Les échéances de loyer n’étant pas régulièrement payées, un commandement de payer rappelant la clause résolutoire insérée au bail a été délivré à Monsieur [S] [K] et Madame [P] [K] le 07/08/2024 pour avoir paiement d’un arriéré de 6526,87 euros en principal, échéance du mois de mai 2024 incluse.

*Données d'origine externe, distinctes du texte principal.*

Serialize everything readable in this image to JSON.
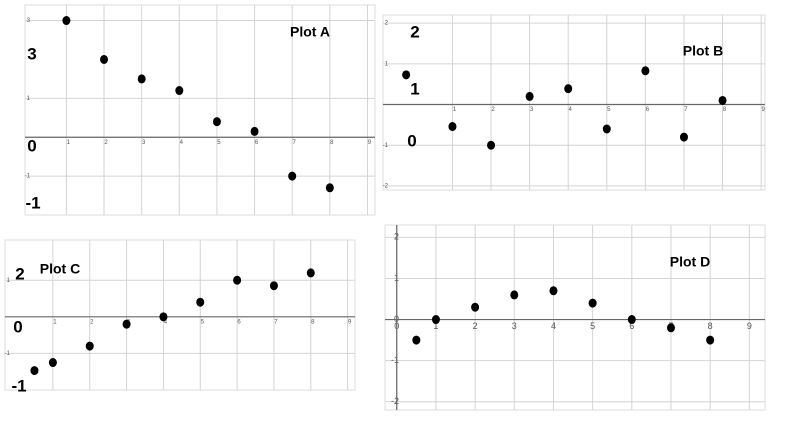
{
  "chart_data": [
    {
      "type": "scatter",
      "title": "Plot A",
      "annotations": [
        "3",
        "0",
        "-1"
      ],
      "x": [
        1,
        2,
        3,
        4,
        5,
        6,
        7,
        8
      ],
      "values": [
        3.0,
        2.0,
        1.5,
        1.2,
        0.4,
        0.15,
        -1.0,
        -1.3
      ],
      "xlim": [
        -0.1,
        9.2
      ],
      "ylim": [
        -2,
        3.4
      ],
      "xticks": [
        1,
        2,
        3,
        4,
        5,
        6,
        7,
        8,
        9
      ],
      "yticks": [
        -1,
        1,
        3
      ],
      "color": "#000000"
    },
    {
      "type": "scatter",
      "title": "Plot B",
      "annotations": [
        "2",
        "1",
        "0"
      ],
      "x": [
        -0.2,
        1,
        2,
        3,
        4,
        5,
        6,
        7,
        8
      ],
      "values": [
        0.73,
        -0.54,
        -1.0,
        0.2,
        0.39,
        -0.6,
        0.83,
        -0.8,
        0.1
      ],
      "xlim": [
        -0.8,
        9.1
      ],
      "ylim": [
        -2.1,
        2.2
      ],
      "xticks": [
        1,
        2,
        3,
        4,
        5,
        6,
        7,
        8,
        9
      ],
      "yticks": [
        -2,
        -1,
        1,
        2
      ],
      "color": "#000000"
    },
    {
      "type": "scatter",
      "title": "Plot C",
      "annotations": [
        "2",
        "0",
        "-1"
      ],
      "x": [
        0.5,
        1,
        2,
        3,
        4,
        5,
        6,
        7,
        8
      ],
      "values": [
        -1.47,
        -1.25,
        -0.8,
        -0.2,
        0,
        0.4,
        1.0,
        0.85,
        1.2
      ],
      "xlim": [
        -0.3,
        9.2
      ],
      "ylim": [
        -2,
        2.1
      ],
      "xticks": [
        1,
        2,
        3,
        4,
        5,
        6,
        7,
        8,
        9
      ],
      "yticks": [
        -1,
        1
      ],
      "color": "#000000"
    },
    {
      "type": "scatter",
      "title": "Plot D",
      "x": [
        0.5,
        1,
        2,
        3,
        4,
        5,
        6,
        7,
        8
      ],
      "values": [
        -0.5,
        0,
        0.3,
        0.6,
        0.7,
        0.4,
        0,
        -0.2,
        -0.5
      ],
      "xlim": [
        -0.3,
        9.4
      ],
      "ylim": [
        -2.2,
        2.3
      ],
      "xticks": [
        0,
        1,
        2,
        3,
        4,
        5,
        6,
        7,
        8,
        9
      ],
      "yticks": [
        -2,
        -1,
        0,
        1,
        2
      ],
      "color": "#000000"
    }
  ]
}
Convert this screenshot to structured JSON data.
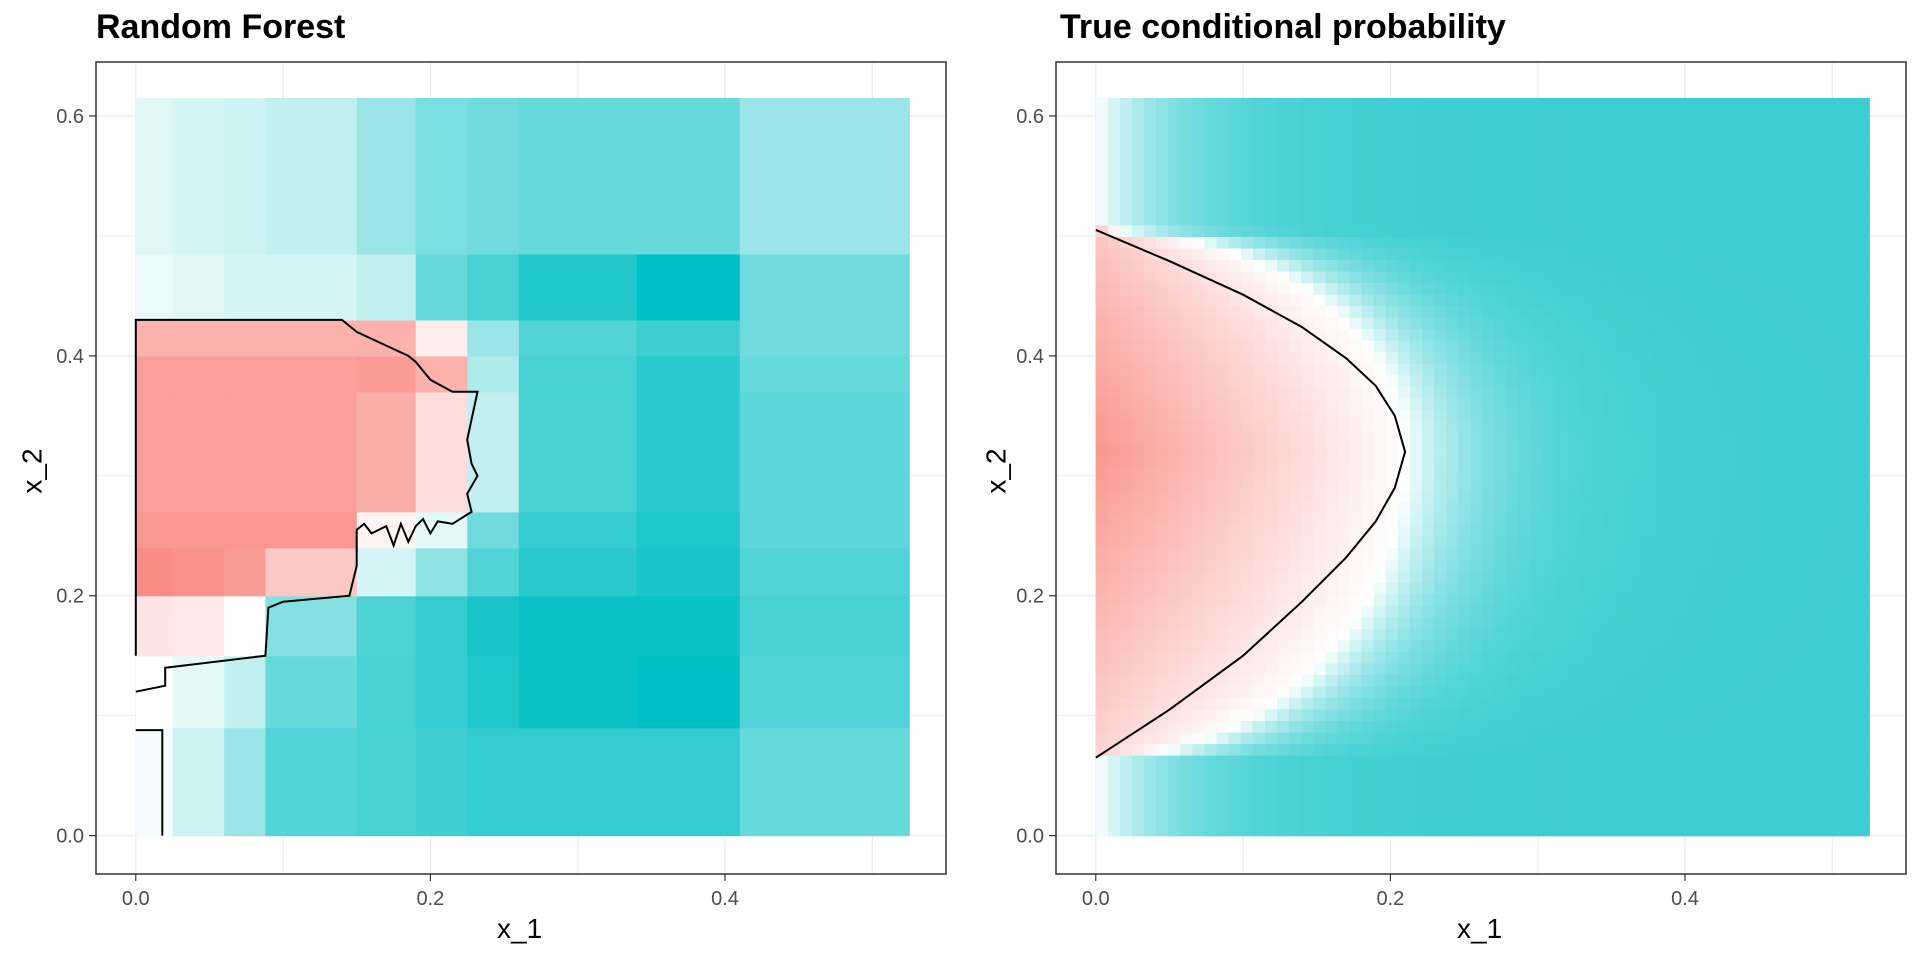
{
  "colors": {
    "low": "#F8766D",
    "mid": "#FFFFFF",
    "high": "#00BFC4",
    "grid": "#EBEBEB",
    "frame": "#333333",
    "tick_text": "#4D4D4D"
  },
  "chart_data": [
    {
      "type": "heatmap",
      "title": "Random Forest",
      "xlabel": "x_1",
      "ylabel": "x_2",
      "xlim": [
        -0.027,
        0.55
      ],
      "ylim": [
        -0.032,
        0.645
      ],
      "x_ticks": [
        0.0,
        0.2,
        0.4
      ],
      "x_tick_labels": [
        "0.0",
        "0.2",
        "0.4"
      ],
      "y_ticks": [
        0.0,
        0.2,
        0.4,
        0.6
      ],
      "y_tick_labels": [
        "0.0",
        "0.2",
        "0.4",
        "0.6"
      ],
      "grid": true,
      "x_breaks": [
        0.0,
        0.025,
        0.06,
        0.088,
        0.15,
        0.19,
        0.225,
        0.26,
        0.34,
        0.41,
        0.525
      ],
      "y_breaks": [
        0.0,
        0.09,
        0.15,
        0.2,
        0.24,
        0.27,
        0.37,
        0.4,
        0.43,
        0.485,
        0.615
      ],
      "probability_grid": [
        [
          0.52,
          0.6,
          0.7,
          0.84,
          0.86,
          0.88,
          0.9,
          0.9,
          0.9,
          0.8
        ],
        [
          0.5,
          0.55,
          0.62,
          0.8,
          0.86,
          0.9,
          0.94,
          0.98,
          1.0,
          0.84
        ],
        [
          0.4,
          0.42,
          0.5,
          0.74,
          0.85,
          0.9,
          0.95,
          0.98,
          0.98,
          0.86
        ],
        [
          0.08,
          0.1,
          0.14,
          0.3,
          0.58,
          0.72,
          0.84,
          0.92,
          0.95,
          0.84
        ],
        [
          0.12,
          0.12,
          0.12,
          0.12,
          0.46,
          0.55,
          0.78,
          0.9,
          0.94,
          0.82
        ],
        [
          0.15,
          0.15,
          0.15,
          0.15,
          0.2,
          0.38,
          0.62,
          0.86,
          0.92,
          0.82
        ],
        [
          0.15,
          0.15,
          0.15,
          0.15,
          0.14,
          0.22,
          0.66,
          0.86,
          0.92,
          0.8
        ],
        [
          0.22,
          0.22,
          0.22,
          0.22,
          0.22,
          0.44,
          0.7,
          0.84,
          0.88,
          0.78
        ],
        [
          0.54,
          0.56,
          0.58,
          0.58,
          0.62,
          0.8,
          0.86,
          0.94,
          1.0,
          0.78
        ],
        [
          0.56,
          0.58,
          0.6,
          0.62,
          0.7,
          0.76,
          0.78,
          0.8,
          0.8,
          0.7
        ]
      ],
      "decision_boundaries": [
        [
          [
            0.0,
            0.15
          ],
          [
            0.0,
            0.43
          ],
          [
            0.06,
            0.43
          ],
          [
            0.14,
            0.43
          ],
          [
            0.15,
            0.42
          ],
          [
            0.185,
            0.4
          ],
          [
            0.19,
            0.395
          ],
          [
            0.2,
            0.38
          ],
          [
            0.215,
            0.37
          ],
          [
            0.232,
            0.37
          ],
          [
            0.225,
            0.33
          ],
          [
            0.228,
            0.31
          ],
          [
            0.232,
            0.3
          ],
          [
            0.225,
            0.285
          ],
          [
            0.228,
            0.27
          ],
          [
            0.215,
            0.26
          ],
          [
            0.205,
            0.262
          ],
          [
            0.2,
            0.252
          ],
          [
            0.195,
            0.264
          ],
          [
            0.19,
            0.258
          ],
          [
            0.185,
            0.245
          ],
          [
            0.18,
            0.26
          ],
          [
            0.175,
            0.242
          ],
          [
            0.17,
            0.258
          ],
          [
            0.16,
            0.252
          ],
          [
            0.155,
            0.26
          ],
          [
            0.15,
            0.255
          ],
          [
            0.15,
            0.225
          ],
          [
            0.145,
            0.2
          ],
          [
            0.1,
            0.195
          ],
          [
            0.09,
            0.19
          ],
          [
            0.088,
            0.15
          ],
          [
            0.02,
            0.14
          ],
          [
            0.02,
            0.125
          ],
          [
            0.0,
            0.12
          ]
        ],
        [
          [
            0.0,
            0.088
          ],
          [
            0.018,
            0.088
          ],
          [
            0.018,
            0.0
          ]
        ]
      ]
    },
    {
      "type": "heatmap",
      "title": "True conditional probability",
      "xlabel": "x_1",
      "ylabel": "x_2",
      "xlim": [
        -0.027,
        0.55
      ],
      "ylim": [
        -0.032,
        0.645
      ],
      "x_ticks": [
        0.0,
        0.2,
        0.4
      ],
      "x_tick_labels": [
        "0.0",
        "0.2",
        "0.4"
      ],
      "y_ticks": [
        0.0,
        0.2,
        0.4,
        0.6
      ],
      "y_tick_labels": [
        "0.0",
        "0.2",
        "0.4",
        "0.6"
      ],
      "grid": true,
      "x_range": [
        0.0,
        0.525
      ],
      "y_range": [
        0.0,
        0.615
      ],
      "boundary_vertex": [
        0.21,
        0.32
      ],
      "boundary_y_at_x0": [
        0.065,
        0.505
      ],
      "decision_boundaries": [
        [
          [
            0.0,
            0.505
          ],
          [
            0.05,
            0.479
          ],
          [
            0.1,
            0.451
          ],
          [
            0.14,
            0.424
          ],
          [
            0.17,
            0.398
          ],
          [
            0.19,
            0.375
          ],
          [
            0.203,
            0.35
          ],
          [
            0.21,
            0.32
          ],
          [
            0.203,
            0.29
          ],
          [
            0.19,
            0.262
          ],
          [
            0.17,
            0.232
          ],
          [
            0.14,
            0.195
          ],
          [
            0.1,
            0.15
          ],
          [
            0.05,
            0.105
          ],
          [
            0.0,
            0.065
          ]
        ]
      ]
    }
  ]
}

Par actes de commissaire de justice du 15 janvier 2025, [Localité 4] HABITAT – OPH a fait assigner Monsieur [S] [K] et Madame [P] [K] aux fins de voir :
— constater la résiliation du bail par acquisition de la clause résolutoire pour impayé de loyer, ou à titre subsidiaire prononcer la résiliation judiciaire du bail,
— ordonner l’expulsion de Monsieur [S] [K] et Madame [P] [K] ainsi que tous occupants de leur chef avec assistance de la force publique et d’un serrurier le cas échéant,
— dire et juger que le sort des meubles se trouvant dans les lieux sera soumis aux dispositions des articles L.433-1 et L.433-2 du code des procédures civiles d’exécution,
— condamner solidairement Monsieur [S] [K] et Madame [P] [K] au paiement d’une somme de 10228,37 euros (9631,43 euros pour le logement et 596,94 euros pour l’emplacement de parking), échéance du mois de novembre 2024 incluse, à parfaire, avec intérêts au taux légal à compter du commandement de payer,
— condamner solidairement, ou à défaut in solidum, Monsieur [S] [K] et Madame [P] [K] au paiement d’une indemnité d’occupation égale au montant du loyer en cours et des charges, tous deux révisables, à compter de la résiliation jusqu’à libération des lieux par remise des clés,
— condamner in solidum Monsieur [S] [K] et Madame [P] [K] au paiement d’une somme de 500 euros en application de l’article 700 du Code de Procédure Civile, outre les dépens incluant notamment les frais de commandement.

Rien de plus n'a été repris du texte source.